Black, white, wrong all over
In a decision that united Justice Clarence Thomas and four liberal jurists, the Supreme Court last week found that North Carolina legislators violated the Constitution by drawing two congressional districts along racial lines. The cynical process of gerrymandering — whereby politicians pick their voters and not the other way around by carving up territory to cobble together safe districts for themselves and fellow partisans — is still alive and well.
But here’s hoping the ruling speeds its demise, and hastens the day that independent, nonpartisan redistricting gives state and federal legislatures a fighting chance to recover from an era of hopeless division.
In a 2011 redrawing of lines, Republicans who controlled the Carolina legislature had set out, as just about all state pols do, to maximize their party’s advantage, in this case by packing nearly as many black voters as they could into two districts — voters who happen also to vote Democratic.
(Once upon a time Democrats strongly supported just such concentration, in the name of electing minority legislators, but that’s a story for another day.)
Justice Elena Kagan, writing for the majority, rejected the idea that party domination can be used as an excuse when the result is that black voters are egregiously concentrated, their votes essentially diluted.

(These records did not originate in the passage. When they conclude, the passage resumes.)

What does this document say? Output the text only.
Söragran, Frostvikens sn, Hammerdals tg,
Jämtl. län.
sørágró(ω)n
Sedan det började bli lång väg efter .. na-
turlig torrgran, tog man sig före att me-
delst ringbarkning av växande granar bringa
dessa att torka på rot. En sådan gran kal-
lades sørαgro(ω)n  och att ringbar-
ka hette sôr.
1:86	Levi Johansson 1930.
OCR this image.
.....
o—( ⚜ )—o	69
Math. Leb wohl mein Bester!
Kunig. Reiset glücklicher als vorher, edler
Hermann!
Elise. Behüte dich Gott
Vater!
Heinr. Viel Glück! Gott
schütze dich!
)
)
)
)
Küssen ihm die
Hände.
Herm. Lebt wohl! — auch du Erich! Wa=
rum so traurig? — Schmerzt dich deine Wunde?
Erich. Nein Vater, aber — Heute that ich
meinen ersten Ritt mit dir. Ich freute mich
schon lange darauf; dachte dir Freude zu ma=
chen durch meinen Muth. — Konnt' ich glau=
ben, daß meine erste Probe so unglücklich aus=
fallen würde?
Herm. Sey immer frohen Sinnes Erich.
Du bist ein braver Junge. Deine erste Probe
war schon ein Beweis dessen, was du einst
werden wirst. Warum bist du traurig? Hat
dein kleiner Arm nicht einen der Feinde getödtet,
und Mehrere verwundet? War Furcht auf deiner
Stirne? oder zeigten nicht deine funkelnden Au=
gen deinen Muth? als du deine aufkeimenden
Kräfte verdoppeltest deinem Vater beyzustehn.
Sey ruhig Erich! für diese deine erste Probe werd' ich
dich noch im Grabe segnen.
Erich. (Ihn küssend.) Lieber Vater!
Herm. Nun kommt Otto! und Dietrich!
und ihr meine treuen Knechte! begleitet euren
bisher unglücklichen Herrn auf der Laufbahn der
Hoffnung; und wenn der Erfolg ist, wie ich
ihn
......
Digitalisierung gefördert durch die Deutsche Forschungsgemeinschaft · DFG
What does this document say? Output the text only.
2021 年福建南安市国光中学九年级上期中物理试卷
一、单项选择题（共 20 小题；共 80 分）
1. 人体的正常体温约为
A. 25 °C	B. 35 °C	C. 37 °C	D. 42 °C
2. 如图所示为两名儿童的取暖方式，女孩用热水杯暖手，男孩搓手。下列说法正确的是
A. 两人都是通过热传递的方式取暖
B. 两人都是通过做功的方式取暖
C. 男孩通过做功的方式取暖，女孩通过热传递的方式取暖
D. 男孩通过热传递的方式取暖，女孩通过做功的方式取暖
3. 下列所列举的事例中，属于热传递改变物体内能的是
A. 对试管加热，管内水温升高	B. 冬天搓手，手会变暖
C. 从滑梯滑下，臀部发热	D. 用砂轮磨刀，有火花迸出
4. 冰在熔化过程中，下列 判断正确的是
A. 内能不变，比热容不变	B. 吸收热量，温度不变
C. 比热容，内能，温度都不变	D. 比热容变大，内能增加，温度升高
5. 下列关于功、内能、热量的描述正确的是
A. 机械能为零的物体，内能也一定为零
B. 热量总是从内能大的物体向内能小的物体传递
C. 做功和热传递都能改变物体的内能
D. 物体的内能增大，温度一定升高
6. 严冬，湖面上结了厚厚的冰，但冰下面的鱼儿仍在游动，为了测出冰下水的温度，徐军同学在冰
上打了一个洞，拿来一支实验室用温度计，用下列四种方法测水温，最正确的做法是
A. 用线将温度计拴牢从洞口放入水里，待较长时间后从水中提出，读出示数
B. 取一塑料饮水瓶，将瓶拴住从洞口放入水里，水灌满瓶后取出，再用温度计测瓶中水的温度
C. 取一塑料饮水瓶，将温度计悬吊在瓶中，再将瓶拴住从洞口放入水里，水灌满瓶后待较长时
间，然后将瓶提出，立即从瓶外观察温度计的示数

She argued that, particularly in the American South, with its history of racial polarization, race and party were essentially proxies for one another.
Fair conclusion. But the far bigger problem is the tool of gerrymandering itself, which eviscerates the vital center and kills the potential for intelligent compromise.
The court will be asked soon to take up a case involving Wisconsin’s 2012 redistricting. A lower court determined that the GOP legislature’s gerrymander diluted Democratic voter power to such an extent as to violate the Constitution.
If the high court agrees, it could sound the death-knell of partisan gerrymandering, and the rise of the type of independent redistricting that’s now in place in a handful of states. Bring it on.